3) portare il dibattito sul burqa a livello federale. Difatti ogni modifica di una Costituzione cantonale deve essere sottoposta all’Assemblea federale per la Garanzia federale, ovvero per l’attestazione che la nuova normativa non è in contrasto con la Costituzione federale. Quindi se il Popolo approverà l’iniziativa, il dibattito ticinese avrà un’eco anche a Berna. Una volta ottenuta tale Garanzia ( e non v’è motivo perche la stessa sia negata visto che la formulazione della nuova norma non è discriminatoria e visto che la stessa rientra nelle misure di sicurezza del proprio territorio di cui ogni Cantone in base all’art. 4 della Legge federale per la salvaguardia della sicurezza interna è responsabile), l’esempio del Ticino potrebbe fare scuola in altri Cantoni, dove finora sono state presentate solo iniziative parlamentari sull’argomento, tutte bocciate dai vari Parlamenti cantonali ( ad eccezione di quella del Parlamento di Argovia, che però chiedeva di introdurre il divieto di nascondere il viso a livello federale e che è già stata bocciata negli scorsi giorni dal Consiglio degli Stati).

“A scanso delle solite facili battute -scrive Ghiringhelli – con le quali si etichettano le iniziativa popolari lanciate in periodi di elezioni, tengo a sottolineare che la scelta di lanciare questa iniziativa a due settimane dalle elezioni non è stata presa per scopi elettorali ( dal momento che né il sottoscritto promotore, né il mio movimento politico con il quale in passato avevo preso parte per tre volte alle elezioni cantonali, prenderanno parte alle prossime elezioni cantonali), ma per poter sfruttare la ghiotta e irripetibile occasione fornita dalla possibilità di raccogliere firme davanti ai seggi elettorali in occasione delle elezioni del 10 aprile, quando non vi sarà il voto per corrispondenza e quindi tutti i votanti dovranno passare davanti a queste bancarelle. Come organizzatore sarei stato un pirla se, con ben 10’000 firme da raccogliere, non avessi sfruttato questa occasione.

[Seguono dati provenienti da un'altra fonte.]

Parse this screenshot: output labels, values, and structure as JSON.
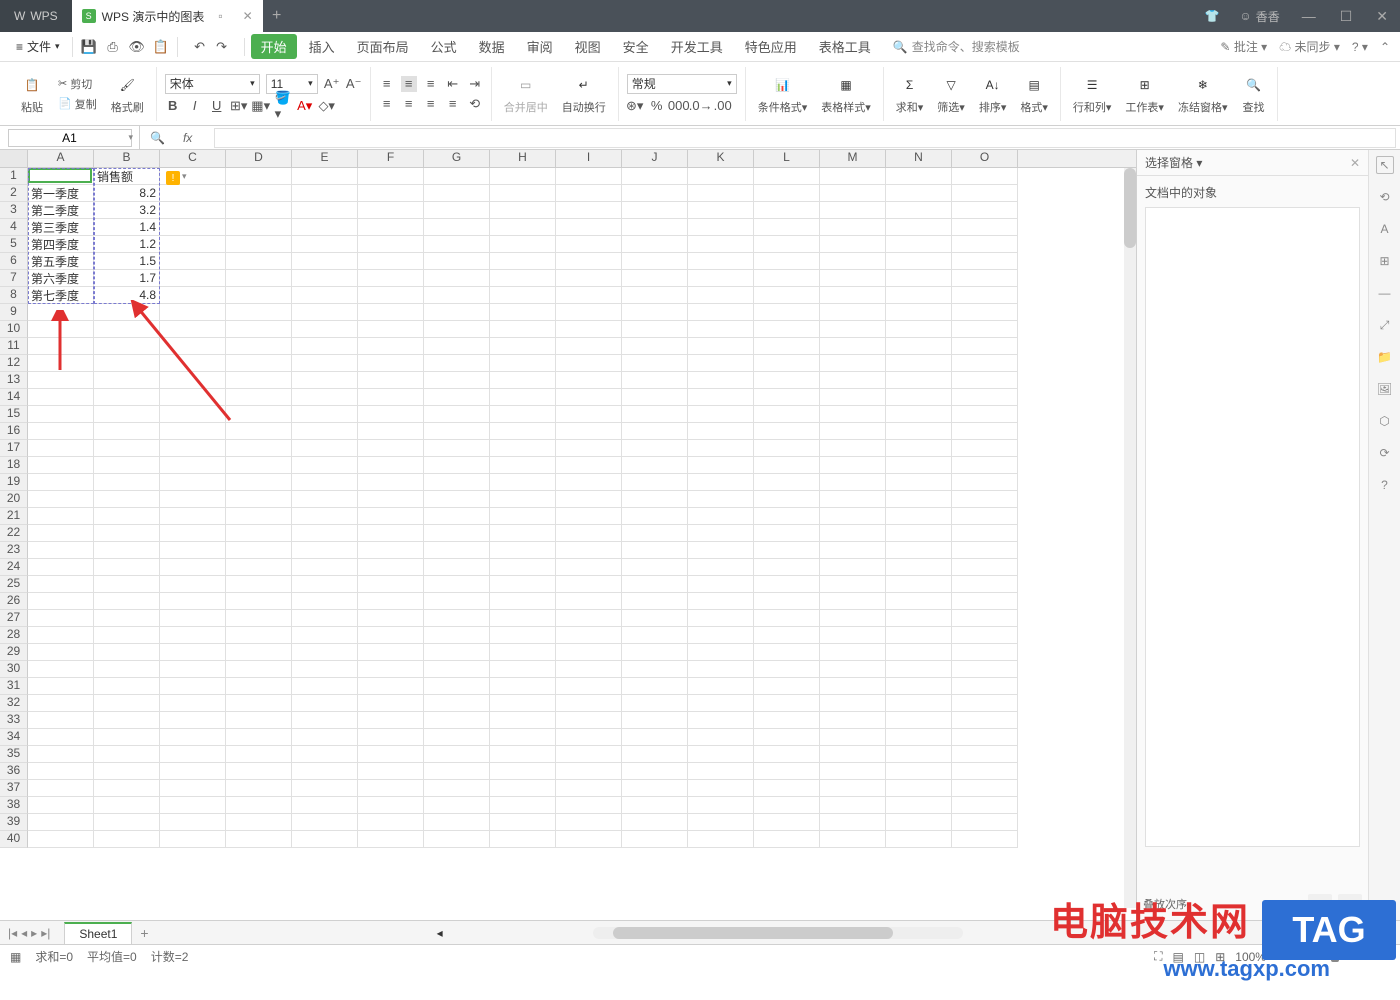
{
  "titlebar": {
    "app": "WPS",
    "doc": "WPS 演示中的图表",
    "user": "香香"
  },
  "menubar": {
    "file": "文件",
    "items": [
      "开始",
      "插入",
      "页面布局",
      "公式",
      "数据",
      "审阅",
      "视图",
      "安全",
      "开发工具",
      "特色应用",
      "表格工具"
    ],
    "search_placeholder": "查找命令、搜索模板",
    "annotate": "批注",
    "sync": "未同步"
  },
  "ribbon": {
    "paste": "粘贴",
    "cut": "剪切",
    "copy": "复制",
    "format_painter": "格式刷",
    "font_name": "宋体",
    "font_size": "11",
    "merge_center": "合并居中",
    "wrap": "自动换行",
    "number_format": "常规",
    "cond_format": "条件格式",
    "table_style": "表格样式",
    "sum": "求和",
    "filter": "筛选",
    "sort": "排序",
    "format": "格式",
    "rowcol": "行和列",
    "worksheet": "工作表",
    "freeze": "冻结窗格",
    "find": "查找"
  },
  "namebox": {
    "ref": "A1"
  },
  "panel": {
    "title": "选择窗格",
    "subtitle": "文档中的对象",
    "stack": "叠放次序"
  },
  "sheet": {
    "columns": [
      "A",
      "B",
      "C",
      "D",
      "E",
      "F",
      "G",
      "H",
      "I",
      "J",
      "K",
      "L",
      "M",
      "N",
      "O"
    ],
    "header_b": "销售额",
    "data": [
      {
        "label": "第一季度",
        "value": "8.2"
      },
      {
        "label": "第二季度",
        "value": "3.2"
      },
      {
        "label": "第三季度",
        "value": "1.4"
      },
      {
        "label": "第四季度",
        "value": "1.2"
      },
      {
        "label": "第五季度",
        "value": "1.5"
      },
      {
        "label": "第六季度",
        "value": "1.7"
      },
      {
        "label": "第七季度",
        "value": "4.8"
      }
    ],
    "tab": "Sheet1"
  },
  "status": {
    "sum": "求和=0",
    "avg": "平均值=0",
    "count": "计数=2",
    "zoom": "100%"
  },
  "watermark": {
    "site_cn": "电脑技术网",
    "tag": "TAG",
    "url": "www.tagxp.com"
  }
}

E’ pur vero – prosegue Ghiringhelli – che 3 dei 9 membri del comitato saranno candidati alle elezioni (Lorenzo Quadri per la Lega, Roberta Soldati per l’UDC e Edo Pellegrini per l’Unione democratica federale) , ma essi hanno semplicemente accolto il mio invito a far parte del comitato e ci mancherebbe anche che non potessero farlo”.

L’appunto di Ghiringhelli al Gran consiglio ticinese:
“Vorrei anche a ricordare – sottolinea il primo firmatario – che probabilmente questa iniziativa non sarebbe stata lanciata se il Gran Consiglio avesse fatto il proprio dovere e avesse evaso in tempi “ragionevoli” (come richiede l’art. 8 lett. L della nostra Costituzione) la petizione firmata da quasi 3’000 cittadini che avevo presentato già nell’aprile del 2010. In un Paese come il nostro in cui vige la democrazia semidiretta non v’è da stupirsi se quando i politici non fanno il loro dovere a legiferare ci pensano i cittadini”.